From then on, her father’s instructions were clear: she could only tell such things to him. He rarely let her out of his sight for years, taking her to meetings and on long travels. Even now, she wasn’t sure if it had been out of fear of discovery or for the sheer usefulness of keeping her around. To everyone else, he appeared to be the world’s most doting father.
As she’d gotten older and it was no longer so simple to keep her by his side, her father had changed the rules. If she was ever caught, he would deny to his last breath that he knew. That cursed as she was, it was her duty to protect the family, and protecting the family meant feeding her father secrets.Confirming his uncanny instincts for the market, and steering him away when she detected foul play. Spying on men he did not like and finding skeletons to cause their ruin.

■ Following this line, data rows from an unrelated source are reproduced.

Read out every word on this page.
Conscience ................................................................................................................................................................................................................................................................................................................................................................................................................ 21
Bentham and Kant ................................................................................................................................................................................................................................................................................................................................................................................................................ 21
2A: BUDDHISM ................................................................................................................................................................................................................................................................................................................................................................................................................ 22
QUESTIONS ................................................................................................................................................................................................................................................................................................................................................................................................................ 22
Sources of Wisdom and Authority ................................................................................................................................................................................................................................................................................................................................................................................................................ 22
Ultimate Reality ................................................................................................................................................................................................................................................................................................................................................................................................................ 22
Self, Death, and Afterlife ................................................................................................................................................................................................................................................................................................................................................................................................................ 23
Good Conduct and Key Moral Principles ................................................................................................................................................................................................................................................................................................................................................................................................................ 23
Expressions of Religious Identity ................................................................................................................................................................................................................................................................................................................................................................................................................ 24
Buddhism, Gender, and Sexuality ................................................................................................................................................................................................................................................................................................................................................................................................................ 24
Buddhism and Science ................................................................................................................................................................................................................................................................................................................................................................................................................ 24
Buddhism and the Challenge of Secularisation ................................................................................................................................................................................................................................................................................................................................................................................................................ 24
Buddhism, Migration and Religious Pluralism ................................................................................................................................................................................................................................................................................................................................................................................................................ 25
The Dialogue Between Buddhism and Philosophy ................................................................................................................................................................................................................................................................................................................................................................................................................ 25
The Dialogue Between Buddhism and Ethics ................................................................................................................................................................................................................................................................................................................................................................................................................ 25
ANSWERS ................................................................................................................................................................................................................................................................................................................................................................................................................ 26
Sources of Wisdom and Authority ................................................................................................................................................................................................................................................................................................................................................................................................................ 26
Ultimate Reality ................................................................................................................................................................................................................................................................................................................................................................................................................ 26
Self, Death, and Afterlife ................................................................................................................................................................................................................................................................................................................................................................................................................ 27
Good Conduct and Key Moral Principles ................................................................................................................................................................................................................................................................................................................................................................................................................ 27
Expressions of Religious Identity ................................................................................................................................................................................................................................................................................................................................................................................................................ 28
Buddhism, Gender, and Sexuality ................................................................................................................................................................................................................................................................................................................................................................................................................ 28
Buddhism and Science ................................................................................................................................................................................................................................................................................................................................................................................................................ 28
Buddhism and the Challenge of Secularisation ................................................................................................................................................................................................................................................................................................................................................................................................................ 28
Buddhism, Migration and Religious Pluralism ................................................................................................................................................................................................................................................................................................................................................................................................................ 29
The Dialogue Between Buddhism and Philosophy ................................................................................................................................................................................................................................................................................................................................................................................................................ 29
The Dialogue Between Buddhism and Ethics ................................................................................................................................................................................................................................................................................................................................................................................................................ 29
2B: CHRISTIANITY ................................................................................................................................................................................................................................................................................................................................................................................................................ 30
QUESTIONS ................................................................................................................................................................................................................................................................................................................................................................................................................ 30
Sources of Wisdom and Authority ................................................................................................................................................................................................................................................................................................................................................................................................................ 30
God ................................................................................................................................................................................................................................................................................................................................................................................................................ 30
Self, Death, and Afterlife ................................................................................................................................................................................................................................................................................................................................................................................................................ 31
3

She’d cut down more men from their seats of glory than she could count at this point. Anyone important enough to be a nuisance to her father was bound to have a few dirty old secrets lying around.
But then she grew older. All of her peers began their adult lives, and she longed for the same. She grew restless with her father’s demands. She did not want to act as a sieve for the gross sludge of politicians and merchants and financiers. Always sifting for the piece of shit that would make her father happy. They all had secrets. It was nasty, tiresome work, all to satiate her father’s ambition and accrue the Crown more coin. The Crown had enough coin, and she’d had enough of her leash.
So, she had gotten a little sloppy. Didn’t bother to share a few tips. Ignored a few summons. Her punishment had been thorough.
Her father had not cared for his silent prodigy’s backlash, and he’d made sure she knew. All of her freedom had been ripped away for six whole months. She had been forced to follow him from sunup to sundown unless she was off slumming for dirt. His behavior gave her whiplash as he morphed from proud father to someone repulsed by the sight of her. That was a few years ago. She hadn’t missed a payment since then until the dreams started and her life fell apart.
Then again, it seemed she couldn’t help but step outside the narrow lines he had drawn for her. The recent incident with the bloodletters was the most glaring example, of course. The scars on her feet reminded her with each step just how far Jack Parker was willing to go to keep his daughter managed. But that was why she was here today. She knew she’d been pushing her luck and now wasn’t the time to set him off. The last thing she neededwas to lose his trust and be forced to live in the castle again, trailing behind his every step. She just needed to offer up a good enough tip to keep him satisfied and looking the other way.
The guard at the door nodded at her approach. “Miss Parker.”
She smiled in response, wondering at his presence.That’s odd.Her father didn’t usually have guards stationed at his door.
He opened the door, letting her through to her father’s office. The sweet smell of smoke cloaked her nose and a damp chill hung in the air. Her father, bear of a man that he was, rarely lit his fire even with all the rain and cold. Argued that he could not feel it touch his bones.
Jack Parker folded his hands atop the stack of papers he’d been evaluating and offered Elysia the full weight of his attention. His smile was so sincere it caught her heart. “If it isn’t my favorite daughter here to offer her father an unexpected gift.”